Even today, their higher incidence and predisposition for high blood pressure has been associated with the uncertainty of their existence.

This experience is absent from the Hong Kongs and Norways of the world. Although other countries have defined income gaps, the disadvantaged from the other parts of the world have one advantage over African Americans - relative similarity of appearance. Even Koreans in Japan, one of the most discriminated populations on the planet, bear a congruous resemblance to their Asian cousins; not so with African Americans.

Daniel Willingham link
2/12/2012 02:33:12 am

@Paul: it varies a bit from study to study, but typically the effect of race is present, but much smaller than the effect of SES. (That is, when you statistically control for SES, differences in educational achievement among American kids mostly goes away, but doesn't disappear altogether.)

Corey link
2/12/2012 10:06:08 am

Good points, but I'm curious as to why you're attributing the success of low-income students in Hong Kong to what happens inside schools.
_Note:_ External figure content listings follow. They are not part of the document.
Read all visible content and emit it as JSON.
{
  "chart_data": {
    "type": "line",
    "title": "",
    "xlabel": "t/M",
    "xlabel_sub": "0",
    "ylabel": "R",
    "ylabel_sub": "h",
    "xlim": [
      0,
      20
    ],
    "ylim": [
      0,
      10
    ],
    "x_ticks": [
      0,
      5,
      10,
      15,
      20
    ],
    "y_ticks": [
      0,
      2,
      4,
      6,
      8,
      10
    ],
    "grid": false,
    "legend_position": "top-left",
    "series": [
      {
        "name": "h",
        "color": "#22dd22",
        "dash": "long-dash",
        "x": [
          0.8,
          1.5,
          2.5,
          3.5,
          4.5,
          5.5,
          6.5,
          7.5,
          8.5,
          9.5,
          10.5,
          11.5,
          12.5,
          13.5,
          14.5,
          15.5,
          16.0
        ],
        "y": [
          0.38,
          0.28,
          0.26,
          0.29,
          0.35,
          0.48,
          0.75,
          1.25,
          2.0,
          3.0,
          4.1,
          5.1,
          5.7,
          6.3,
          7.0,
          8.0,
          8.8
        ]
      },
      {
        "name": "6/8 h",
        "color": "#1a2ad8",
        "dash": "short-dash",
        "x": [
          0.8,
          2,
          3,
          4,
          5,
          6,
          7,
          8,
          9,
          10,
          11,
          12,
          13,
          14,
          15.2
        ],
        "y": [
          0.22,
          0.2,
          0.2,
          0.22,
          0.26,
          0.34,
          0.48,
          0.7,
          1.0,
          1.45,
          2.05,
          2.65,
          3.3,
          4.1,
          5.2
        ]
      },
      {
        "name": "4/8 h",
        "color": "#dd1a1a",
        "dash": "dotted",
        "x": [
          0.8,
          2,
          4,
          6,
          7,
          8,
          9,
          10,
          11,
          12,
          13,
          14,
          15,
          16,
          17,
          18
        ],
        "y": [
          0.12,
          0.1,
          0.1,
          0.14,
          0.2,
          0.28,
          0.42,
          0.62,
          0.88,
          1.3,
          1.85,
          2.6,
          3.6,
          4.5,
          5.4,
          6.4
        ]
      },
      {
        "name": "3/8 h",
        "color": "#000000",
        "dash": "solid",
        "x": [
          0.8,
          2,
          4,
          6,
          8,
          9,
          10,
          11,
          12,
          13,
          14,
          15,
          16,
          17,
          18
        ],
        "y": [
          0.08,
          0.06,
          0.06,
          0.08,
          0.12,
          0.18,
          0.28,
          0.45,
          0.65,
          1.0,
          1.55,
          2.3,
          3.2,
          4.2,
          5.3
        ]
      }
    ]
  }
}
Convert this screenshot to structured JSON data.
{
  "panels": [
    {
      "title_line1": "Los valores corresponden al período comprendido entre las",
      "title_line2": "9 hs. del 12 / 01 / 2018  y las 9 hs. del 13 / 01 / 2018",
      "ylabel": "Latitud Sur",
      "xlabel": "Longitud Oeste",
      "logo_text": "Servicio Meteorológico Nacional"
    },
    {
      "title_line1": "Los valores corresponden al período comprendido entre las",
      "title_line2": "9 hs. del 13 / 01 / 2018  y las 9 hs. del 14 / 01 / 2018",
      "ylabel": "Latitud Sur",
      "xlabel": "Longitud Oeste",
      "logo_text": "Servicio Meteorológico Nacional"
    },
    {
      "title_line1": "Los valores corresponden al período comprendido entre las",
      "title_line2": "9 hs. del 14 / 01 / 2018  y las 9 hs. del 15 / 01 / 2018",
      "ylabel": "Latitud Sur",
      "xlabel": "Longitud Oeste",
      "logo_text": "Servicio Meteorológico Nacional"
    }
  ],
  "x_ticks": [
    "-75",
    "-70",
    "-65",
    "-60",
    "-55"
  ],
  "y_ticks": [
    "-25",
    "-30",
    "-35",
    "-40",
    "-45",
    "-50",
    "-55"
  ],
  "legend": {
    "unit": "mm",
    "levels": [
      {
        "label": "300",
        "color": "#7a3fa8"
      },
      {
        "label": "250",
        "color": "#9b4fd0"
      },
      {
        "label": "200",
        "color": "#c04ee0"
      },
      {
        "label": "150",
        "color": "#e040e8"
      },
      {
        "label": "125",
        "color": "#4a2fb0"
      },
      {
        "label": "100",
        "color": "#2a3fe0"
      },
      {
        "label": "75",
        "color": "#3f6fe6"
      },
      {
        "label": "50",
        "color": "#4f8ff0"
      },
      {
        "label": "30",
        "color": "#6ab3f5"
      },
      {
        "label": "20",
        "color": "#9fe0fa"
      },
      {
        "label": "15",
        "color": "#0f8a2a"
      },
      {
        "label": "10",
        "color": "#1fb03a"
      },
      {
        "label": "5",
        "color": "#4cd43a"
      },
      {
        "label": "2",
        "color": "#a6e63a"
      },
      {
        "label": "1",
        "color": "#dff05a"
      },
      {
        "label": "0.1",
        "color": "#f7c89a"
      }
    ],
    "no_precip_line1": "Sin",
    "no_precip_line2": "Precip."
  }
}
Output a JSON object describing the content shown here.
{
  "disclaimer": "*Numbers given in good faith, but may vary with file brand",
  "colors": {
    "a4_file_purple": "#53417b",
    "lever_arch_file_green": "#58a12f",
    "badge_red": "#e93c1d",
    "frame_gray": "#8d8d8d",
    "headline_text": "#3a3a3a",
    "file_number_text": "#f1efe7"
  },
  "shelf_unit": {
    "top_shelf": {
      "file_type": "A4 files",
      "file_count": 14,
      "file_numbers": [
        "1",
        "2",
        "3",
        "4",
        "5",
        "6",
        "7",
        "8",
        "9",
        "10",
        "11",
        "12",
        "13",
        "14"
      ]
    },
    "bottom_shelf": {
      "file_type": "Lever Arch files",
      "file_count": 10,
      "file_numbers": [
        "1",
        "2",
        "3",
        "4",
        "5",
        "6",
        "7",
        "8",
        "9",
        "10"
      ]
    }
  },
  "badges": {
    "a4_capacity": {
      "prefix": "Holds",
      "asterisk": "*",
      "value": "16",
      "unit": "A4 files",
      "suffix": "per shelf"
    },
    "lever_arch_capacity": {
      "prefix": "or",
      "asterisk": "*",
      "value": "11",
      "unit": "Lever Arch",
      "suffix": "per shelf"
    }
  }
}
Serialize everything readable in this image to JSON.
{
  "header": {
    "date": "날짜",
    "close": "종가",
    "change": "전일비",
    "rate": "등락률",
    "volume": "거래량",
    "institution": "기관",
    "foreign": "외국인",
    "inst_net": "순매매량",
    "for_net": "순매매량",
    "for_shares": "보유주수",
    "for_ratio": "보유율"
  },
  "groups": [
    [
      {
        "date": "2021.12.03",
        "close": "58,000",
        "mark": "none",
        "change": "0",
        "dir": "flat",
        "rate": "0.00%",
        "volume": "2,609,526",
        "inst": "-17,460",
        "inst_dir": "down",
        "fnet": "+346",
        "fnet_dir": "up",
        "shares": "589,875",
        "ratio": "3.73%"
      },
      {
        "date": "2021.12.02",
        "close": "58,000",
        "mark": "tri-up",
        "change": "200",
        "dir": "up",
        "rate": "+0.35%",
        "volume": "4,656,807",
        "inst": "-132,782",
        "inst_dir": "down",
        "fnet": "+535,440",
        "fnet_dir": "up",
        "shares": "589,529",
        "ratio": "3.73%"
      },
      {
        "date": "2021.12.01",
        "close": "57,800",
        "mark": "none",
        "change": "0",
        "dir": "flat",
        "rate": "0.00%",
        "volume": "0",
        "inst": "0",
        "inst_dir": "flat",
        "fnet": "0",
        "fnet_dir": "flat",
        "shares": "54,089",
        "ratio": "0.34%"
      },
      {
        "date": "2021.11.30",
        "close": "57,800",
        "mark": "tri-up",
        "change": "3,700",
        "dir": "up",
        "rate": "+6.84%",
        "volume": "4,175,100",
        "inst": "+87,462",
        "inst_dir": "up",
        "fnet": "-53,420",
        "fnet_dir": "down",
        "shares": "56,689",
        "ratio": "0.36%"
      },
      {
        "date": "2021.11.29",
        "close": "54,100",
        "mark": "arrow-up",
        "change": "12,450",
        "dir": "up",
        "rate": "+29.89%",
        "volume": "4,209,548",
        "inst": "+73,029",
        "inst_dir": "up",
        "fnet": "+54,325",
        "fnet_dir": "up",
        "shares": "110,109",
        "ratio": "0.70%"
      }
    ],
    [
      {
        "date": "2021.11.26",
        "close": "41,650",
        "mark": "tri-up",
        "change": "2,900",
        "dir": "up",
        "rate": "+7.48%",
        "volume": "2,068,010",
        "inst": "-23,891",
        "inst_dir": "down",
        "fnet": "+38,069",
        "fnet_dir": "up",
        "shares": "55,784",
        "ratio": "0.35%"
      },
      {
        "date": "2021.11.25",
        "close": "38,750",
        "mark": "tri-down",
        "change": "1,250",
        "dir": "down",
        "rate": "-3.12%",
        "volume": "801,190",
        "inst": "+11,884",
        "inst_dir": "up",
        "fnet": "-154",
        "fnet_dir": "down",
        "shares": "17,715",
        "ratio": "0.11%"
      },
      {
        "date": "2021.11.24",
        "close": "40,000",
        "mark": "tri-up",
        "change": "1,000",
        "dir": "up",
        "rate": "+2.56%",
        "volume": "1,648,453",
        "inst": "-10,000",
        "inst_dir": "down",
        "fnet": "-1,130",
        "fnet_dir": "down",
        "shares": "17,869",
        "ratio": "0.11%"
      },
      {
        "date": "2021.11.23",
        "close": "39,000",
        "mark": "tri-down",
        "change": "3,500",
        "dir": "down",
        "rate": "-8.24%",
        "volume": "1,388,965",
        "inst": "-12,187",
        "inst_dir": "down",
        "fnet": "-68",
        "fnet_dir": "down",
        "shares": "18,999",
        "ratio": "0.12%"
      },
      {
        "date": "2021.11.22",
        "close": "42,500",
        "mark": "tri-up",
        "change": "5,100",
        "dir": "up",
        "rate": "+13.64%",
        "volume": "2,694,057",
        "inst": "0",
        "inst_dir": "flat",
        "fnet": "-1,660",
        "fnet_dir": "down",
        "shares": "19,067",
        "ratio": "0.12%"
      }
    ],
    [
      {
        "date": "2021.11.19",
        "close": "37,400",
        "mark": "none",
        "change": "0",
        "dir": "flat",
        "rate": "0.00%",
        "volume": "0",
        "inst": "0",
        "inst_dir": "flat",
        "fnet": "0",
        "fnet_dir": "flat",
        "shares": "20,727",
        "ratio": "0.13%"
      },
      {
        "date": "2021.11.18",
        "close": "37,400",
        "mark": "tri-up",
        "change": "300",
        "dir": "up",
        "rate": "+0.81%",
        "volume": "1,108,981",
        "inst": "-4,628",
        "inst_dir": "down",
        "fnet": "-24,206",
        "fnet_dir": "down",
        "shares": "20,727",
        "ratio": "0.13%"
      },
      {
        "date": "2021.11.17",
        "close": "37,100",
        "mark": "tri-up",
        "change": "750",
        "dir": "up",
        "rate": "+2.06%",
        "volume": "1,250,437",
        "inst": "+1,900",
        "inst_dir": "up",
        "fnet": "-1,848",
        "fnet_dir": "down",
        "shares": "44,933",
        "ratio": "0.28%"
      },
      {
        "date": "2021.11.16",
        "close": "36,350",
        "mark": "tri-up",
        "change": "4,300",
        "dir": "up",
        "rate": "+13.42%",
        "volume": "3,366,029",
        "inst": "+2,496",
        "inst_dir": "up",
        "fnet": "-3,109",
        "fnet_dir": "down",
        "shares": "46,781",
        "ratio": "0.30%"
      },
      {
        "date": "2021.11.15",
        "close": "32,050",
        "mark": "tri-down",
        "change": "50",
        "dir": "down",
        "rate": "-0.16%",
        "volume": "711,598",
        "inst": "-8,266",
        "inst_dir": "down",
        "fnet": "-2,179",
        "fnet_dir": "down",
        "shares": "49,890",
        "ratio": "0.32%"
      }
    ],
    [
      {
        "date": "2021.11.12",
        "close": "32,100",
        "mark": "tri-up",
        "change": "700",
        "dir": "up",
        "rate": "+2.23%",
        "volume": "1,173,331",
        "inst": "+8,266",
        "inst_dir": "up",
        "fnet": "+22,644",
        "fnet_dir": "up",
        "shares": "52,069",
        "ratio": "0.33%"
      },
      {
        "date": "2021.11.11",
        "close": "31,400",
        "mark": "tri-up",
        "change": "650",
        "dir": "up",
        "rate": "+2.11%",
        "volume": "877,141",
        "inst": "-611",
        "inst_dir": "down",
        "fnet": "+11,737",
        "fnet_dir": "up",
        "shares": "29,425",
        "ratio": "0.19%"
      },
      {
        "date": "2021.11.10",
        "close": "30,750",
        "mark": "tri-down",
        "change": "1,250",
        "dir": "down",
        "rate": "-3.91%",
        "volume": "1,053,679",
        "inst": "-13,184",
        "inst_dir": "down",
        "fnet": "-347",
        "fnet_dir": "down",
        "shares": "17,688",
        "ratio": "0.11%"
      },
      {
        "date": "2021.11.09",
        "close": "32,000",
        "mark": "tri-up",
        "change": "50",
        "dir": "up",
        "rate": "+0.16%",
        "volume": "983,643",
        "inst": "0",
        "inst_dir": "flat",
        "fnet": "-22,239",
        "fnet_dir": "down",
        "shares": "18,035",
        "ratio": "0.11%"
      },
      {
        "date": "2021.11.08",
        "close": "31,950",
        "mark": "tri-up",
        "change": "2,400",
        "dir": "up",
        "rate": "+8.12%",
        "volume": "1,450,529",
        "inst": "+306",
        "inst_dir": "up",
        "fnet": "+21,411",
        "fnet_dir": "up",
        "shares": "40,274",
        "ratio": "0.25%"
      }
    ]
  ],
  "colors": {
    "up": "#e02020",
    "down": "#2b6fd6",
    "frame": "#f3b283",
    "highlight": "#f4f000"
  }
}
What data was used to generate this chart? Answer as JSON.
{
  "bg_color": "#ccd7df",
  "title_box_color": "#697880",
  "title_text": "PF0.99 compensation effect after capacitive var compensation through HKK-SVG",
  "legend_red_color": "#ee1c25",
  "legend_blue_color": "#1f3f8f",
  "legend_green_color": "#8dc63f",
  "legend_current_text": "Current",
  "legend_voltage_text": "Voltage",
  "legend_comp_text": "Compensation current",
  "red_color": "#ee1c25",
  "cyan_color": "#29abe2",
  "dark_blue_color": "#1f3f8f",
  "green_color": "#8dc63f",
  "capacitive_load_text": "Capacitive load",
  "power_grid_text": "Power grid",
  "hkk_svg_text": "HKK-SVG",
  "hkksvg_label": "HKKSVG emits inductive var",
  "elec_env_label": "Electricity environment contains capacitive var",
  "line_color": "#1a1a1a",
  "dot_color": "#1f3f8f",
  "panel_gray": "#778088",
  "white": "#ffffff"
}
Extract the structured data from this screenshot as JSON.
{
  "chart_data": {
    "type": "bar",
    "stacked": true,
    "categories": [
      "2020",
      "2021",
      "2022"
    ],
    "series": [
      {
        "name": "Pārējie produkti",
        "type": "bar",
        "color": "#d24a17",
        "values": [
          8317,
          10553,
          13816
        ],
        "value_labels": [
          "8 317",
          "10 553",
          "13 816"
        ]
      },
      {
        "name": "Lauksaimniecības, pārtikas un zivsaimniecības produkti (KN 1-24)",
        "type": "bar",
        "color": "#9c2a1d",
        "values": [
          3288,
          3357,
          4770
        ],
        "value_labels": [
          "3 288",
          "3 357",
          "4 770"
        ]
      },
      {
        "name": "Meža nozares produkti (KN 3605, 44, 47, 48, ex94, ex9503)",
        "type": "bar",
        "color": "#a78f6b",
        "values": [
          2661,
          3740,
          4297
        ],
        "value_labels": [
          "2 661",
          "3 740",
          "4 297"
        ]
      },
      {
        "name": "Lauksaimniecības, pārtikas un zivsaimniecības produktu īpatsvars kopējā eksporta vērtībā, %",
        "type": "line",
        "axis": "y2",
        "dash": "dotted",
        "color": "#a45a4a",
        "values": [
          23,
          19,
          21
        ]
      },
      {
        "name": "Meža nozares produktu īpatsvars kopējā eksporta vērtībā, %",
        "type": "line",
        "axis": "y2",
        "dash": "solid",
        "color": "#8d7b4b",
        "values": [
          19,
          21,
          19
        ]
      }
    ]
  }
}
Based on those data, isn't it possible that Hong Kong culture, family structure, social policy, etc. are at least as responsible (by raising the investment in, and/or decreasing the stress of, kids) for the outcome as are schools?

Daniel Willingham link
2/13/2012 11:20:49 am

@Corey: what makes you think I'm attributing the success to schools? I never said that, and I don't think schools alone are likely to be the answer.

Corey link
2/14/2012 08:37:34 am

"Some countries, (e.g., Hong Kong), despite an enormous disparity between rich and poor, manage to even the playing field when the kids are at school"

I interpreted that as arguing that the gap between rich and poor in Hong Kong was lower because all students received equally high quality schooling. I take it you actually meant that students' *performance* in school is more equal because of any number of factors?